It was a tale of two GDPs yesterday with the US’s gaining and the UK’s surprising to the low side; the inevitable of course happened to the GBPUSD cross.
While US GDP did rise to 2.6% it did not get up to the 2.8% consensus mark that analysts had expected. Housing data was also poor out of the US and analysts expect, much like here in the UK, US house prices to shrink by as much as 10% next year. Some Washington lawmakers have began to call for measures to bring down interest rates and reduce principles in order to elevate demand. The problem at the moment seems to be supply is still too thick and swamps any demand recovery too quickly, driving down prices.
As we said, UK GDP was also somewhat disappointing yesterday as it slipped to 0.7% from a previous of 0.8%. There were some bright spots as construction spending and business inventories both expanded by a juicy amount suggesting that sentiment in those sectors is not quite as poor as some had thought. The fall does lead to fears however, that the imposition of austerity measures couple with the recent bad weather will lead to further missed expectations moving into 2011. Sterling slipped on the news down to its day’s low of 1.5356
The fall was tempered by the minutes from the Bank of England’s latest meeting where a number of members expressed their expectation that CPI will increase in the early part of next year (something we’re have been saying for 9 or so months now).
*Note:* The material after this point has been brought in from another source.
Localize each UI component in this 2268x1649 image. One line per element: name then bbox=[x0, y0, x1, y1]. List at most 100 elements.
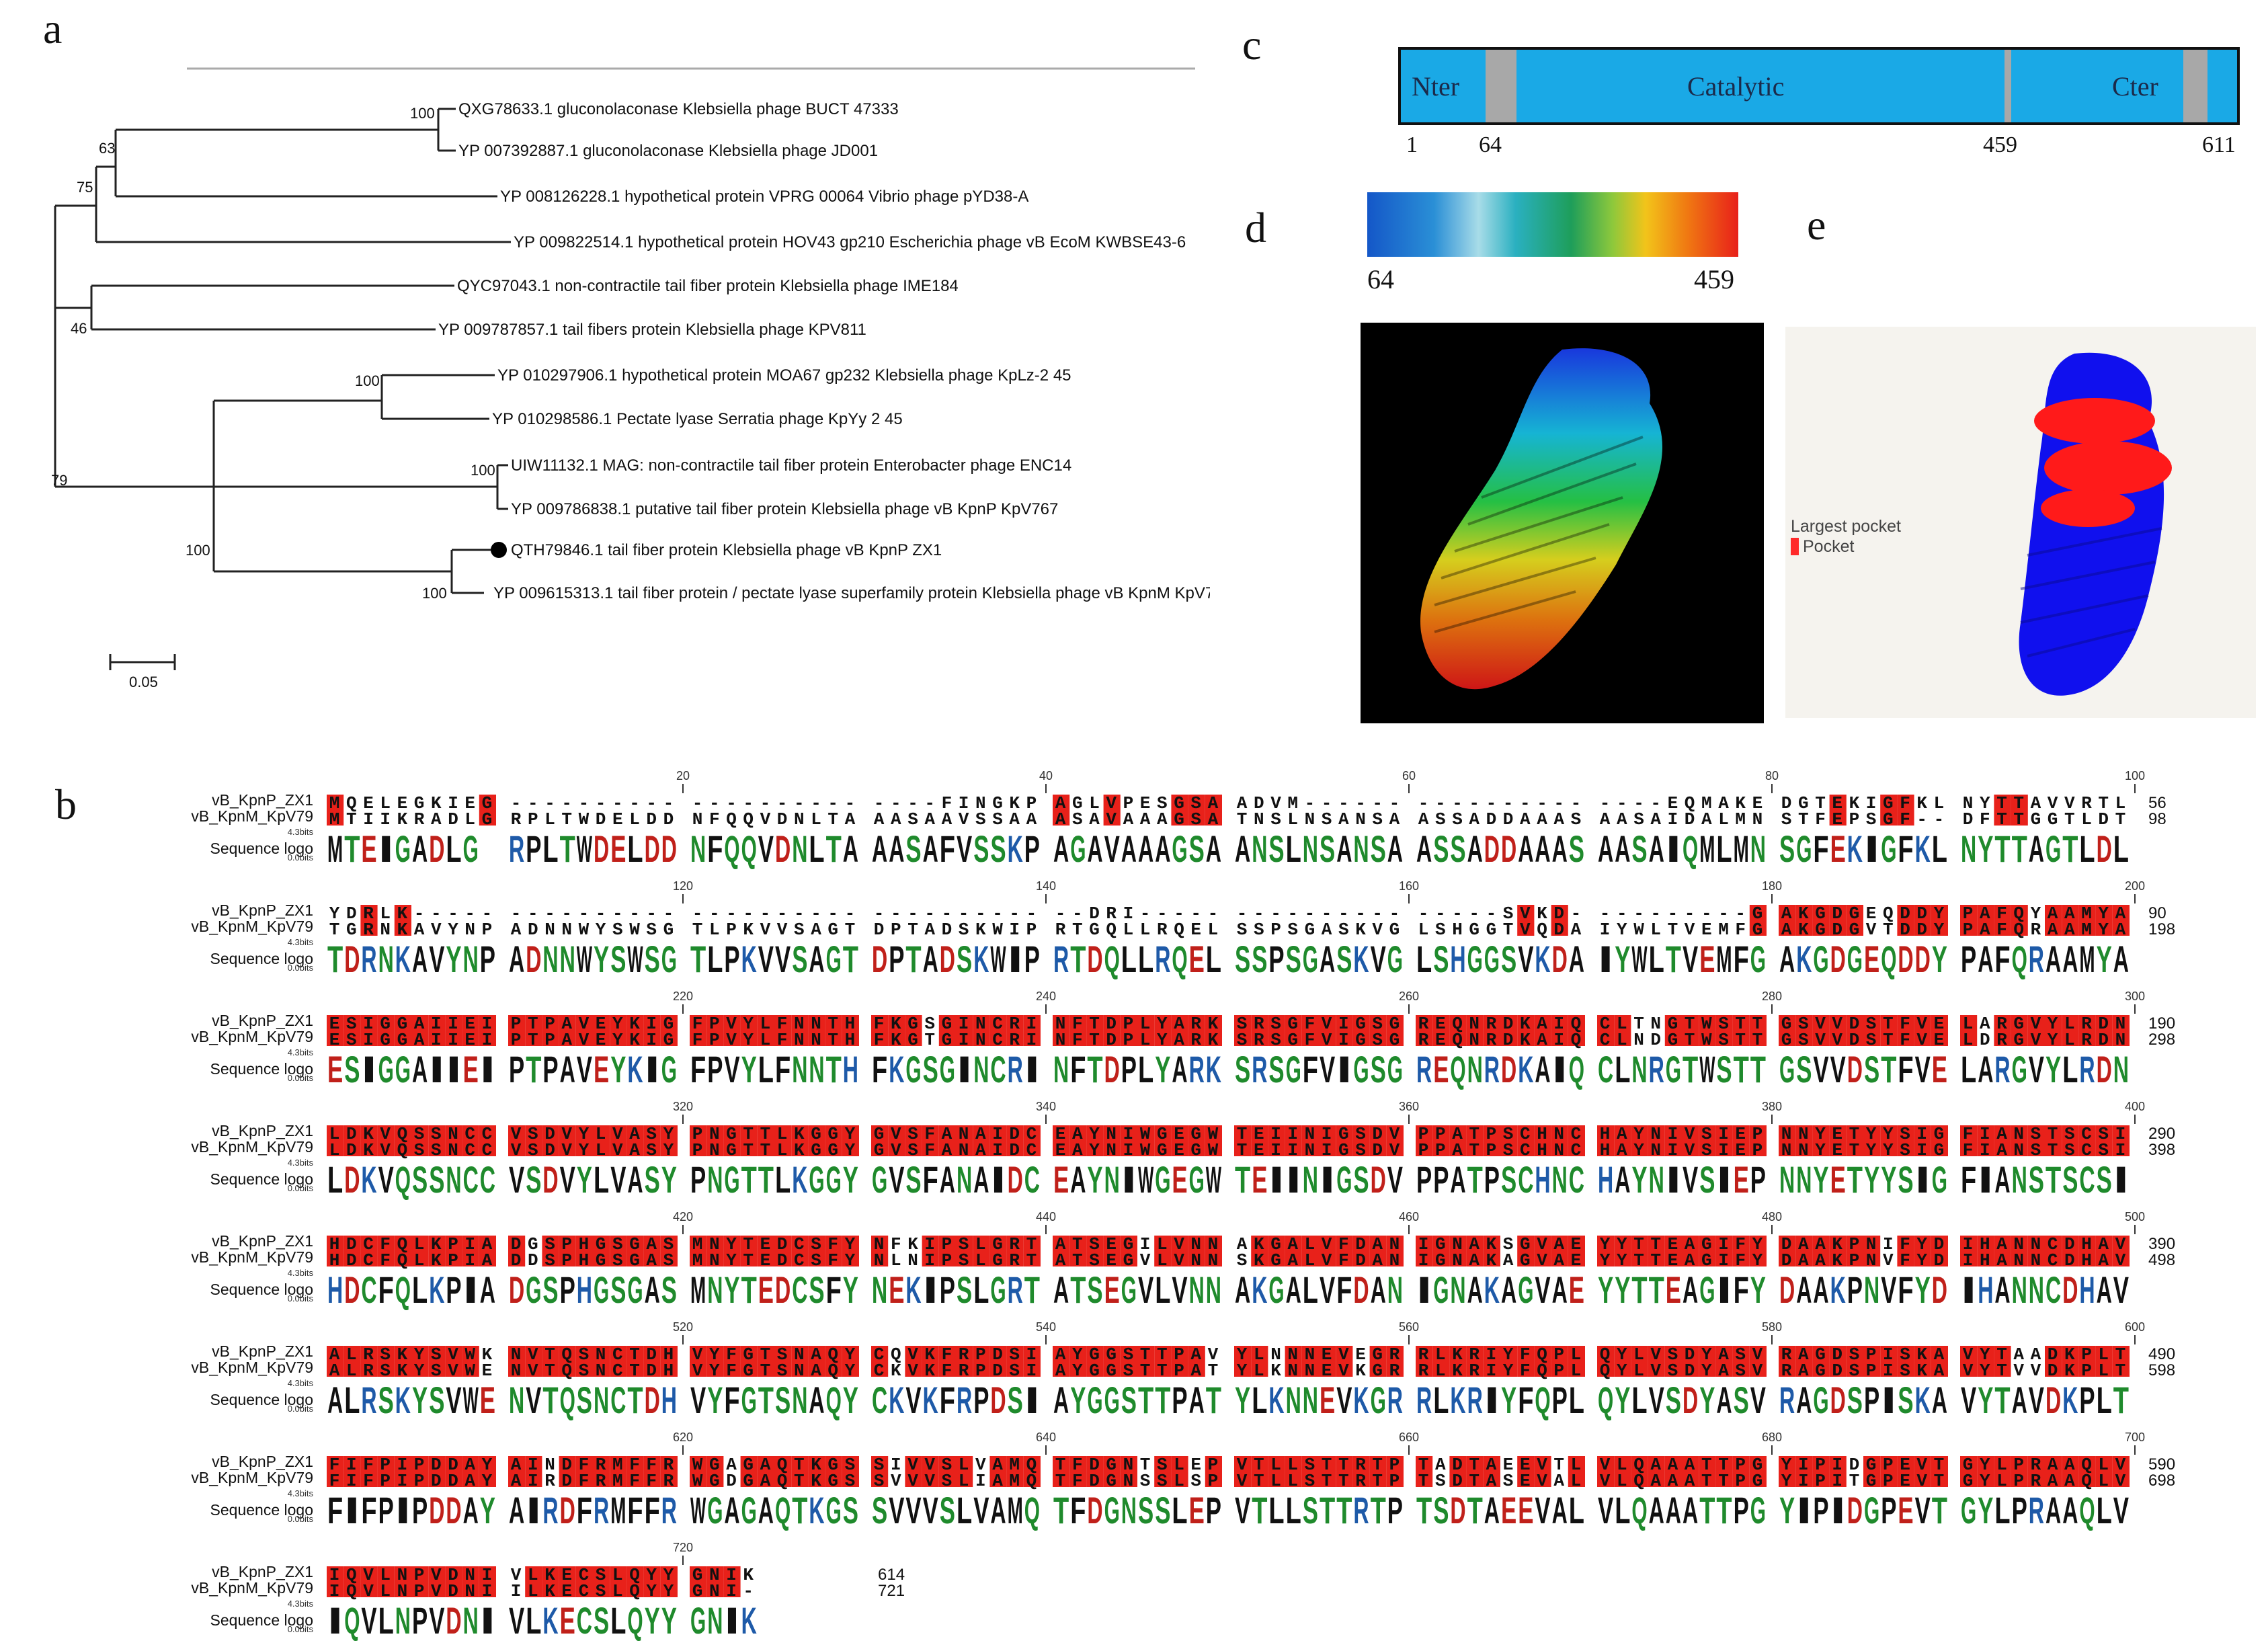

The voting record remained at 7-1-1 with Sentance asking for a 25bps increase in interest rates while Posen banged the drum for a £50bn increase in QE. This record will not likely change until Feb with the next inflation report.
In Europe, rumours flew around following an article in a Portuguese newspaper suggesting that China was willing to buy EUR6bn of Portugal’s debt; equal to half of its borrowing needs next year. Chinese officials declined to comment and we have to wonder what is in it for the them? The last time they bought up a large amount of European debt was on the proviso that details of the bank stress tests that were taking part at the time were published. It could just be a rumour although I doubt it.
After the deluge of data yesterday we are back to the Christmas pace with only US Durable Goods Orders of note.
This is the last Morning Update of 2010 so may I say thank you very much for all the feedback and support throughout the year and I hope to see and speak with you all in 2010. From myself and Georgia we wish you a merry Christmas and a very happy New Year.
Indicative Rates | Sell | Buy |
GBPEUR | 1.1728 | 1.1757 |
GBPUSD | 1.5370 | 1.5395 |
EURUSD | 1.3088 | 1.3108 |
GBPJPY | 127.56 | 127.84 |
GBPAUD | 1.5321 | 1.5344 |
GBPNZD | 2.0611 | 2.0645 |
GBPCAD | 1.5553 | 1.5582 |
NZDUSD | 0.7445 | 0.7469 |
GBPZAR | 10.40 | 10.45 |
USDZAR | 6.7528 | 6.7897 |
GBPPLN | 4.6604 | 4.6863 |
EURJPY | 108.62 | 108.88 |
Rates are dependent on amount transacted.